An interactive evaluation tool called FittsTaskTwoFootnote 2 [6] was used to perform the preliminary evaluation. Users performed repeated target selection tasks that involve first positioning the mouse pointer over a target and then selecting it with a click (Fig. 4). Log files from the tool were then analyzed to compare performance between the click modalities. Log files are also used to generate traces of mouse movements during the tests.

Fig. 4.
figure 4

FittsTaskTwo - Intended targets are highlighted in the a sequence as depicted by the overlaid arrows. Sizes and distances to targets are configurable. The software records and calculates movement time, throughput, error rates, and number of target re-entries. Trajectories of mouse movements are also recorded.

Fig. 5.
figure 5

Traces of mouse trajectories in target selection task.

Each participant’s session contained four sequences of thirteen targets at amplitudes 300 and 600 and widths 50 and 80 pixels. The main independent variable was input method with the following conditions:

  • CM_DWELL – Camera Mouse with 1.0 s dwell time,

  • CM_CA – Camera Mouse with ClickerAID,

  • CM_MS – Camera Mouse with Muscle Shrug.

The dependent variables were movement time (speed), throughput (speed and accuracy – bits/s), error rate (%), and target re-entries.

4.3 Results and Discussion

We report our average measurements for the CM_MS condition and compare against CM_CA and CM_DWELL previously reported. The mean movement time for CM_MS was 4284 ms versus 2226 for CM_CA and 2609 for CM_DWELL.

For throughput (speed and accuracy), the CM_MS fared worse (0.67 bits/s) compared to CM_CA (1.43 bits/s) and CM_DWELL (1.28 bits/s).

Error rate demonstrated larger differences with means of 19.6% for CM_MS, 8.1% for CM_DWELL, and 10.8% for CM_CA.

Traces of mouse movements from three participants on the same target amplitude and width are shown in Fig. 5. The first user had more experience with the interface and his trace demonstrates more-or-less direct movements between targets and their selections. The other users were not as familiar with Camera Mouse or our selection interface - their traces show that the mouse pointer deviates significantly from the intended target trajectories. A longer study may show a learning effect and bring the performance of our system more in line with the other approaches.

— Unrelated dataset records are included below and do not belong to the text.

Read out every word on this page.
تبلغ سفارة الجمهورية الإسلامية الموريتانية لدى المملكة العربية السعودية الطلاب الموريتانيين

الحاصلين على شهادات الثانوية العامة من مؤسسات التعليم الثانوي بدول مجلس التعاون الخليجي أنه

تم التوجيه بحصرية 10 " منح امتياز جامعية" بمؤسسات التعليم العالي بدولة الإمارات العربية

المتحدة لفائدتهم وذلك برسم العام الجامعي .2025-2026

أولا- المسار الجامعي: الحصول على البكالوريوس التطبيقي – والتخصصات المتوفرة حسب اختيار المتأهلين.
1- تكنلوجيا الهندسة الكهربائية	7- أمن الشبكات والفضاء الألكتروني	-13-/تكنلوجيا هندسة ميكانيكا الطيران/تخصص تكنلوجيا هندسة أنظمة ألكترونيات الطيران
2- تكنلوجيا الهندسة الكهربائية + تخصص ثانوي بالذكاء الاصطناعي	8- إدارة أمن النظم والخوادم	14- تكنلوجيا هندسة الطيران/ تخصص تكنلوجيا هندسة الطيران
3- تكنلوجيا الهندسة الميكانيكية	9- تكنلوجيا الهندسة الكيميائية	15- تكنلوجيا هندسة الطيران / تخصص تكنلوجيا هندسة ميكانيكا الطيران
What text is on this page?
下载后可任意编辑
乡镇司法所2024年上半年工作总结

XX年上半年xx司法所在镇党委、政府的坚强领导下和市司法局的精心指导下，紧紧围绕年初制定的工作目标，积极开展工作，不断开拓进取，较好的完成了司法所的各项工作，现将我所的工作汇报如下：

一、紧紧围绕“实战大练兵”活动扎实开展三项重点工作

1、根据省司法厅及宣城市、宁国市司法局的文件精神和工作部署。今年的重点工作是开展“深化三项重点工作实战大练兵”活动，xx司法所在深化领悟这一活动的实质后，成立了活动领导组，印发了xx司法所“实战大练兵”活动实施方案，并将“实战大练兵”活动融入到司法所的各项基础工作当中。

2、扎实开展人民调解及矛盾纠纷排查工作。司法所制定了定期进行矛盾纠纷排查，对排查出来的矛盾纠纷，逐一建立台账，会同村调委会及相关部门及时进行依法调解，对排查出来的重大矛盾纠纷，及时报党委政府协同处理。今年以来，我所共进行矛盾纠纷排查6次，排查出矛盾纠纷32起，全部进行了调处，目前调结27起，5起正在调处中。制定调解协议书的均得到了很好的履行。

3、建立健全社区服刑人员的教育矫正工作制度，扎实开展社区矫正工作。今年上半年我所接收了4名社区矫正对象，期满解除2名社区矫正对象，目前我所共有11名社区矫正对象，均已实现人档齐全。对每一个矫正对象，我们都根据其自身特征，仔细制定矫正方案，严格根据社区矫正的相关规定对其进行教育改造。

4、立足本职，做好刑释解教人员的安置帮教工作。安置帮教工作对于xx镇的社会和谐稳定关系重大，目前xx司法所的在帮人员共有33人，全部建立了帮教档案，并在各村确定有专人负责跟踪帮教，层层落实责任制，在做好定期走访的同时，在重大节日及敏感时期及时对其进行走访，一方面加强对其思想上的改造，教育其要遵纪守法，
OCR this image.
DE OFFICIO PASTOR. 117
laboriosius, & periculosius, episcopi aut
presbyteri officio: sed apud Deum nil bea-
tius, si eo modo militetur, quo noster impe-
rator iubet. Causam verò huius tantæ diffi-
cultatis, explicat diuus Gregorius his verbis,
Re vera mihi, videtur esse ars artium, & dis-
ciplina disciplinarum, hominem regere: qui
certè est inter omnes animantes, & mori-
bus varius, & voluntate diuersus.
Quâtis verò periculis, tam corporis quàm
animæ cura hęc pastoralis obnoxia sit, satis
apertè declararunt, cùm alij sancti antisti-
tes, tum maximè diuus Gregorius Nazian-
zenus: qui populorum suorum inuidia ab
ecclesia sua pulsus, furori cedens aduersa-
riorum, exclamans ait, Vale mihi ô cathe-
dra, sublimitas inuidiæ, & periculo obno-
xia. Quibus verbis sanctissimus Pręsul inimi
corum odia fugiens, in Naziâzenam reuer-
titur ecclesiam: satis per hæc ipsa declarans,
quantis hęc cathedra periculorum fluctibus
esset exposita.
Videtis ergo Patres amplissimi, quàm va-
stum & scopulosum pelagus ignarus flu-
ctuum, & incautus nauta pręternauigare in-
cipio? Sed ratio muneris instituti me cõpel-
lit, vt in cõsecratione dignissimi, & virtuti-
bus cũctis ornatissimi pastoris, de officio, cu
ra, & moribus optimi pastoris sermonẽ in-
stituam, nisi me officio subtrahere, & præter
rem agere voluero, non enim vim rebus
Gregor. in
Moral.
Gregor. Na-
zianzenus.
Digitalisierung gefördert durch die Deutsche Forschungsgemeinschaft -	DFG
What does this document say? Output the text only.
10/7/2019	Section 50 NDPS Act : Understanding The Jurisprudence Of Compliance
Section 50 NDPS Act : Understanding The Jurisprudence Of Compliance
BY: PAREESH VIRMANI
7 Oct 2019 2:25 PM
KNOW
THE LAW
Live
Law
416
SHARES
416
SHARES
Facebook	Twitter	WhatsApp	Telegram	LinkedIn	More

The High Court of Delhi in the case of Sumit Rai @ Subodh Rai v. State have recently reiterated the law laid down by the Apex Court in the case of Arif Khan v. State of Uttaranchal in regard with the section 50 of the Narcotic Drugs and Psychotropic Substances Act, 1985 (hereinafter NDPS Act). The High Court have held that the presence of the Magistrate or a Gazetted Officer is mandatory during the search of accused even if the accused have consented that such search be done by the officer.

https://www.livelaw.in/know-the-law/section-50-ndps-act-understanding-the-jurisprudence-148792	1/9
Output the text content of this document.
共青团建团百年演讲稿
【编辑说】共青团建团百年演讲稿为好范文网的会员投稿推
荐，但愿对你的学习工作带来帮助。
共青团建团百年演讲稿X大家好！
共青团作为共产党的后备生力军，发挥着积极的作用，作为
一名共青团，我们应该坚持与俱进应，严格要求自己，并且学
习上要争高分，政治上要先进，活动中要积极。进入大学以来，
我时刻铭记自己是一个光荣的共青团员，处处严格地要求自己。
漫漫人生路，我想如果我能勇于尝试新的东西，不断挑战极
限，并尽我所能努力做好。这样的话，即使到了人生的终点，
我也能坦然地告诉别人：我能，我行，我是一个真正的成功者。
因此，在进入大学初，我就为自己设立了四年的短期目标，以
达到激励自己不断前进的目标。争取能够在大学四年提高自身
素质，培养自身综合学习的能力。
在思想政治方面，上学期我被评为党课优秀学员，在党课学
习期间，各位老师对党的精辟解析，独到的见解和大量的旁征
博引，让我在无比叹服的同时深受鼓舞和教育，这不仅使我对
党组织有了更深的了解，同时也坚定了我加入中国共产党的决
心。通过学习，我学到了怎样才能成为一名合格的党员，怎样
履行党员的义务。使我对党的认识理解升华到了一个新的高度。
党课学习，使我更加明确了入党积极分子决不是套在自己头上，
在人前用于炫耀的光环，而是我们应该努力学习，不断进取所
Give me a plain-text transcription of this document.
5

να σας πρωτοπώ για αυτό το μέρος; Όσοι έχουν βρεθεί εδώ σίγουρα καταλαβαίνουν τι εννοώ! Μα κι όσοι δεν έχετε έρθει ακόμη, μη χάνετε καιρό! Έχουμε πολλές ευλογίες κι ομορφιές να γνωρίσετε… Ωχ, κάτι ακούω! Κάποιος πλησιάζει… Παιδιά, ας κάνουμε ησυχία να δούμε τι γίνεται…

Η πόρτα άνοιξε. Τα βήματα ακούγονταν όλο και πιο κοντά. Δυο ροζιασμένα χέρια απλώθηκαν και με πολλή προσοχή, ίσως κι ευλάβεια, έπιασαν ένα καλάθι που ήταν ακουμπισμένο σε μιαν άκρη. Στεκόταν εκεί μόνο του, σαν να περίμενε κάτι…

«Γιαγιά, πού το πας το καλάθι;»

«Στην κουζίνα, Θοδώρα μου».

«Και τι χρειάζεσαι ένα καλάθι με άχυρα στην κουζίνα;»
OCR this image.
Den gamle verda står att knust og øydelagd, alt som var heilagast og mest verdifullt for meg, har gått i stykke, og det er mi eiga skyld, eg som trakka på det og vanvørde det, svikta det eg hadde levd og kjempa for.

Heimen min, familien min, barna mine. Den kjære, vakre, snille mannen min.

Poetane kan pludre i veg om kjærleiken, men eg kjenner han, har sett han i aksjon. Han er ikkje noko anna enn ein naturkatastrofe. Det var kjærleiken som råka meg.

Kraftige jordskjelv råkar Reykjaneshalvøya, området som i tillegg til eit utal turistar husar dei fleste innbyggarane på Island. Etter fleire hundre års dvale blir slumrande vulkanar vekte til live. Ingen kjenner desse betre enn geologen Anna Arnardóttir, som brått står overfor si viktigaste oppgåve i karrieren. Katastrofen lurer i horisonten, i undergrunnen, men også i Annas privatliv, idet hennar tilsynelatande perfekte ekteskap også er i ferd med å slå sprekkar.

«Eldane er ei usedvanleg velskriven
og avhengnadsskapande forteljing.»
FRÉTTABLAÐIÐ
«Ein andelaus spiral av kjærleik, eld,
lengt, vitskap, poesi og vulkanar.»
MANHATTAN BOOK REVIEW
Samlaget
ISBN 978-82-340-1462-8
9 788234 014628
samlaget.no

In our subjective observation of the participants, we noted that many participants performed well for part of the experiment, but the tracking of one of the features drifting away from their original positions caused degraded performance. Sometimes the features would be lost completely and the tracking would have to be manually reset. This additional time was a factor in the averages reported above.

5 Conclusion and Future Direction

Our approach gives the user more control as to when the user wants to click, helping to address the Midas Touch problem. It is also more accessible for users because it does not require any hardware such as the sensor in the ClickerAID. Also, our algorithm is not limited to using nose and eyebrow. Nose and jaw actually seemed to perform better because the tracking algorithm worked better on them. Unfortunately, if the tracking algorithm fails, muscle-shrug selection will not work. At the same time though, this means that the performance of muscle-shrug selection will continue to improve as tracking algorithms get more accurate.

The muscle-shrug selection technique has room for improvements. A future direction can be to automatically recover the features being tracked if the user ever moves them out of the camera or moves too quickly.